Célèbre pour ses Nuits blanches, Seattle a marqué de sa portuaire et indélébile empreinte l’histoire de la musique. Ville natale du plus grand génie de la guitare électrique (Jimi Hendrix) et tanière de l’un des rockeurs les plus tourmentés par le succès que le rock ait connu (Kurt Cobain), celle que l’on surnomme la porte de l’Alaska est aujourd’hui devenue le berceau de nouveaux artistes, aventureux et avant-gardistes, à leur tour désireux de bousculer les codes et de redessiner les frontières. A la croisée des chemins menant au hip hop, à la soul, au jazz et au r’n’b, s’active ainsi THEESatisfaction. Avec EarthEE, disque puzzle comme beaucoup ont tenté d’en enregistrer ces dernières années, Stasia Irons et Catherine Harris-White signent un album extraterrestre aux allures de manifeste musical, politique et existentiel. Coupe iroquois pour l’une, coiffure afro pour l’autre, les deux jeunes femmes accueillent au bar de leur hôtel texan en plein South by Southwest. « Il est particulièrement compliqué quand tu es black et lesbienne de pénétrer l’industrie de la musique. Tu n’imagines même pas, expliquent-elles d’une voix. Ce milieu est géré par un petit nombre de gens. Des gens que nous ne sommes pas. Soit des hommes blancs hétérosexuels. Tout le monde essaie de t’entasser dans des cases toujours trop étriquées pour toi. De t’associer à des communautés qui ont parfois beaucoup de mal avec ce que tu es. Tu as les Noirs qui ne comprennent pas ton homosexualité. Puis ces queer people qui ont du mal avec ta couleur de peau et pour qui nous n’étions pas assez extraverties. Et d’autres, machos, qui te disent que tu es une femme et donc que tu ne peux pas produire tes disques. Tu as parfois l’impression d’être une balle de ping pong mais ça en devient bénéfique. Ça te mène à créer ton propre petit monde. »

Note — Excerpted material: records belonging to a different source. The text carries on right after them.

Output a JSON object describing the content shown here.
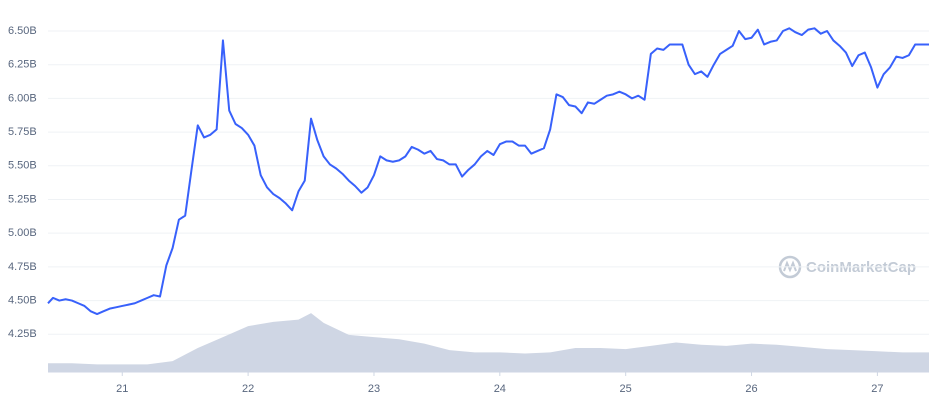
{
  "chart_data": {
    "type": "line",
    "watermark": "CoinMarketCap",
    "color": "#3861fb",
    "grid": true,
    "ylim": [
      3.97,
      6.73
    ],
    "yticks": [
      {
        "value": 4.25,
        "label": "4.25B"
      },
      {
        "value": 4.5,
        "label": "4.50B"
      },
      {
        "value": 4.75,
        "label": "4.75B"
      },
      {
        "value": 5.0,
        "label": "5.00B"
      },
      {
        "value": 5.25,
        "label": "5.25B"
      },
      {
        "value": 5.5,
        "label": "5.50B"
      },
      {
        "value": 5.75,
        "label": "5.75B"
      },
      {
        "value": 6.0,
        "label": "6.00B"
      },
      {
        "value": 6.25,
        "label": "6.25B"
      },
      {
        "value": 6.5,
        "label": "6.50B"
      }
    ],
    "xlim": [
      20.41,
      27.41
    ],
    "xticks": [
      21,
      22,
      23,
      24,
      25,
      26,
      27
    ],
    "x": [
      20.41,
      20.45,
      20.5,
      20.55,
      20.6,
      20.65,
      20.7,
      20.75,
      20.8,
      20.85,
      20.9,
      20.95,
      21,
      21.05,
      21.1,
      21.15,
      21.2,
      21.25,
      21.3,
      21.35,
      21.4,
      21.45,
      21.5,
      21.55,
      21.6,
      21.65,
      21.7,
      21.75,
      21.8,
      21.85,
      21.9,
      21.95,
      22,
      22.05,
      22.1,
      22.15,
      22.2,
      22.25,
      22.3,
      22.35,
      22.4,
      22.45,
      22.5,
      22.55,
      22.6,
      22.65,
      22.7,
      22.75,
      22.8,
      22.85,
      22.9,
      22.95,
      23,
      23.05,
      23.1,
      23.15,
      23.2,
      23.25,
      23.3,
      23.35,
      23.4,
      23.45,
      23.5,
      23.55,
      23.6,
      23.65,
      23.7,
      23.75,
      23.8,
      23.85,
      23.9,
      23.95,
      24,
      24.05,
      24.1,
      24.15,
      24.2,
      24.25,
      24.3,
      24.35,
      24.4,
      24.45,
      24.5,
      24.55,
      24.6,
      24.65,
      24.7,
      24.75,
      24.8,
      24.85,
      24.9,
      24.95,
      25,
      25.05,
      25.1,
      25.15,
      25.2,
      25.25,
      25.3,
      25.35,
      25.4,
      25.45,
      25.5,
      25.55,
      25.6,
      25.65,
      25.7,
      25.75,
      25.8,
      25.85,
      25.9,
      25.95,
      26,
      26.05,
      26.1,
      26.15,
      26.2,
      26.25,
      26.3,
      26.35,
      26.4,
      26.45,
      26.5,
      26.55,
      26.6,
      26.65,
      26.7,
      26.75,
      26.8,
      26.85,
      26.9,
      26.95,
      27,
      27.05,
      27.1,
      27.15,
      27.2,
      27.25,
      27.3,
      27.35,
      27.41
    ],
    "values": [
      4.48,
      4.52,
      4.5,
      4.51,
      4.5,
      4.48,
      4.46,
      4.42,
      4.4,
      4.42,
      4.44,
      4.45,
      4.46,
      4.47,
      4.48,
      4.5,
      4.52,
      4.54,
      4.53,
      4.76,
      4.89,
      5.1,
      5.13,
      5.47,
      5.8,
      5.71,
      5.73,
      5.77,
      6.43,
      5.91,
      5.81,
      5.78,
      5.73,
      5.65,
      5.43,
      5.34,
      5.29,
      5.26,
      5.22,
      5.17,
      5.31,
      5.39,
      5.85,
      5.69,
      5.57,
      5.51,
      5.48,
      5.44,
      5.39,
      5.35,
      5.3,
      5.34,
      5.43,
      5.57,
      5.54,
      5.53,
      5.54,
      5.57,
      5.64,
      5.62,
      5.59,
      5.61,
      5.55,
      5.54,
      5.51,
      5.51,
      5.42,
      5.47,
      5.51,
      5.57,
      5.61,
      5.58,
      5.66,
      5.68,
      5.68,
      5.65,
      5.65,
      5.59,
      5.61,
      5.63,
      5.77,
      6.03,
      6.01,
      5.95,
      5.94,
      5.89,
      5.97,
      5.96,
      5.99,
      6.02,
      6.03,
      6.05,
      6.03,
      6.0,
      6.02,
      5.99,
      6.33,
      6.37,
      6.36,
      6.4,
      6.4,
      6.4,
      6.25,
      6.18,
      6.2,
      6.16,
      6.25,
      6.33,
      6.36,
      6.39,
      6.5,
      6.44,
      6.45,
      6.51,
      6.4,
      6.42,
      6.43,
      6.5,
      6.52,
      6.49,
      6.47,
      6.51,
      6.52,
      6.48,
      6.5,
      6.43,
      6.39,
      6.34,
      6.24,
      6.32,
      6.34,
      6.23,
      6.08,
      6.18,
      6.23,
      6.31,
      6.3,
      6.32,
      6.4,
      6.4,
      6.4
    ],
    "volume": {
      "type": "area",
      "axis": "y2",
      "color": "#cfd6e4",
      "x": [
        20.41,
        20.6,
        20.8,
        21,
        21.2,
        21.4,
        21.6,
        21.8,
        22,
        22.2,
        22.4,
        22.5,
        22.6,
        22.8,
        23,
        23.2,
        23.4,
        23.6,
        23.8,
        24,
        24.2,
        24.4,
        24.6,
        24.8,
        25,
        25.2,
        25.4,
        25.6,
        25.8,
        26,
        26.2,
        26.4,
        26.6,
        26.8,
        27,
        27.2,
        27.41
      ],
      "values": [
        8,
        8,
        7,
        7,
        7,
        10,
        22,
        32,
        42,
        46,
        48,
        54,
        45,
        34,
        32,
        30,
        26,
        20,
        18,
        18,
        17,
        18,
        22,
        22,
        21,
        24,
        27,
        25,
        24,
        26,
        25,
        23,
        21,
        20,
        19,
        18,
        18
      ]
    },
    "y2lim": [
      0,
      341
    ]
  }
}
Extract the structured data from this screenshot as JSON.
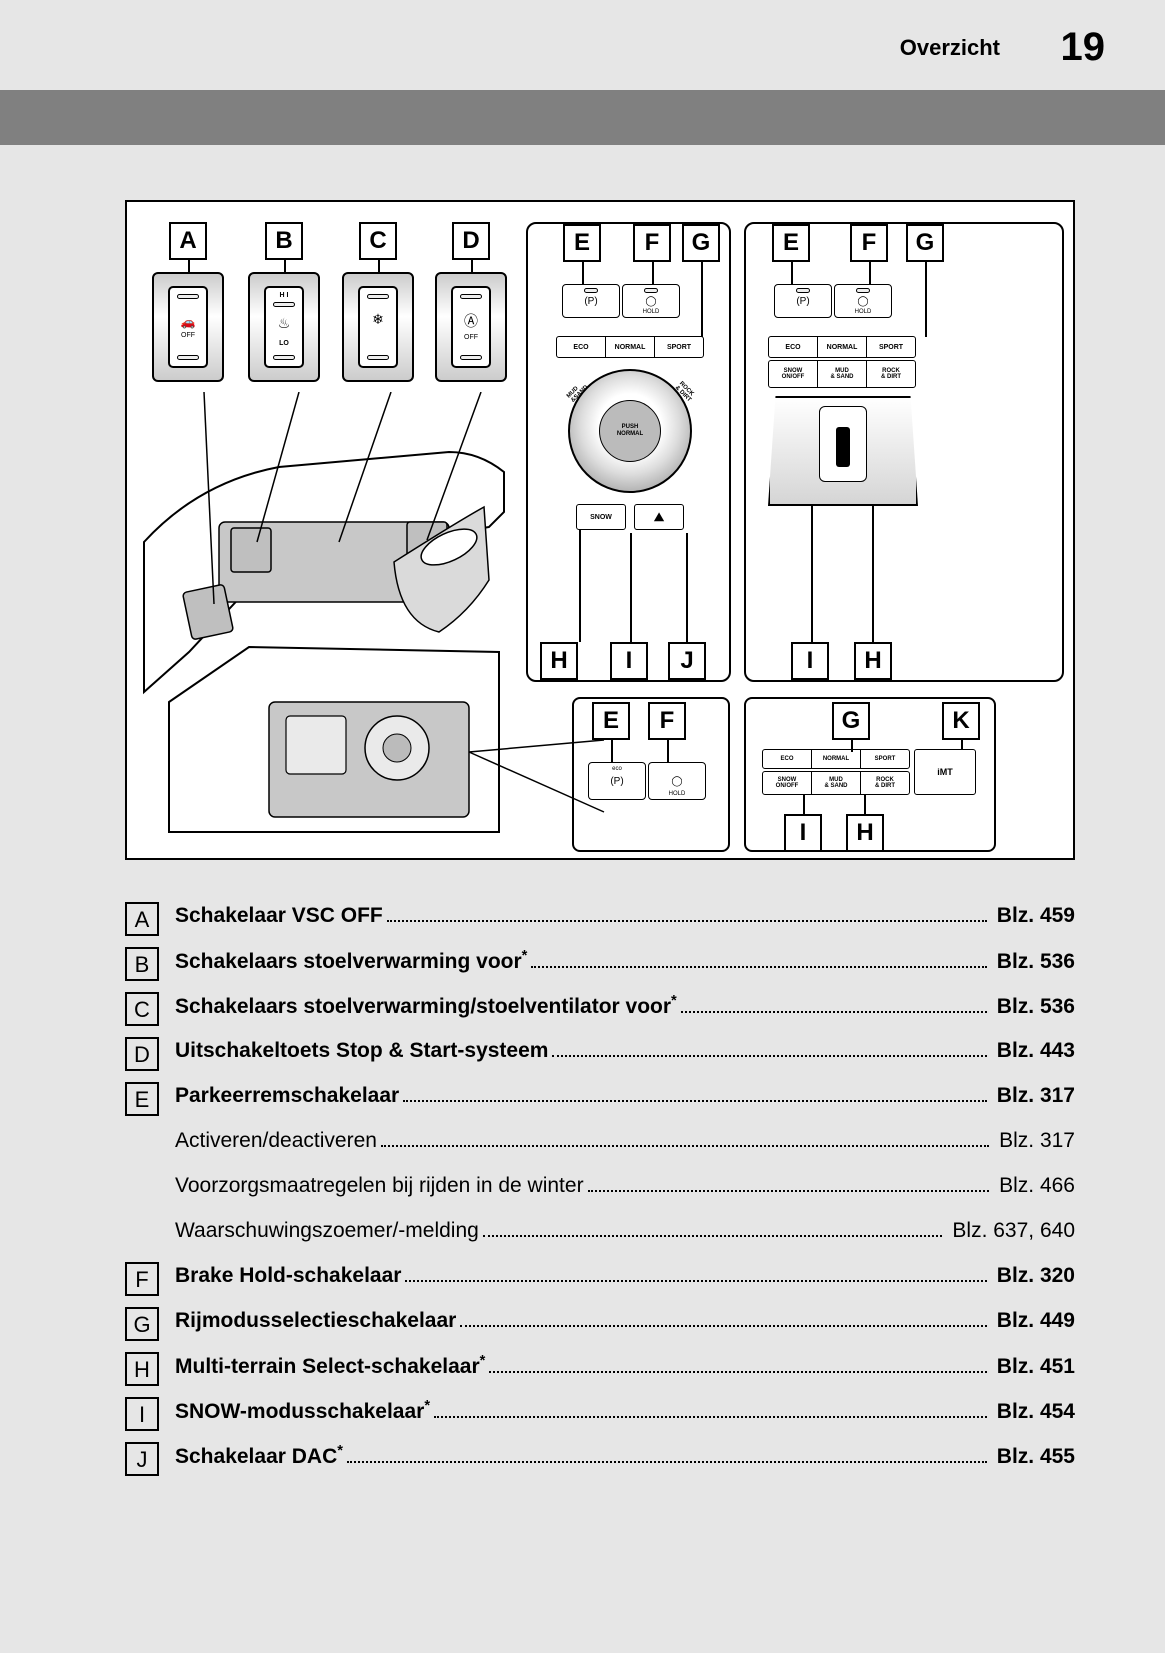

Celui de THEESatisfaction est intimement lié à l’écologie et à la science-fiction. Et pas seulement parce que sa musique a ce quelque chose d’aussi futuriste qu’intemporel. « Nous sommes des êtres humains. Nous vivons sur cette terre et, contrairement à d’autres, nous la respectons. Mais nous lui sommes étrangers aussi quelque part. Sur ce disque, nous avons voulu prendre du recul. Jeter un regard extérieur sur cette planète. Un peu comme si nous étions des extraterrestres. Ça permet de réaliser que tout ce que tu fais affecte ton environnement. Nous avons toujours été habitées par ce sentiment. Cette idée d’appartenir à ce monde mais pas vraiment. »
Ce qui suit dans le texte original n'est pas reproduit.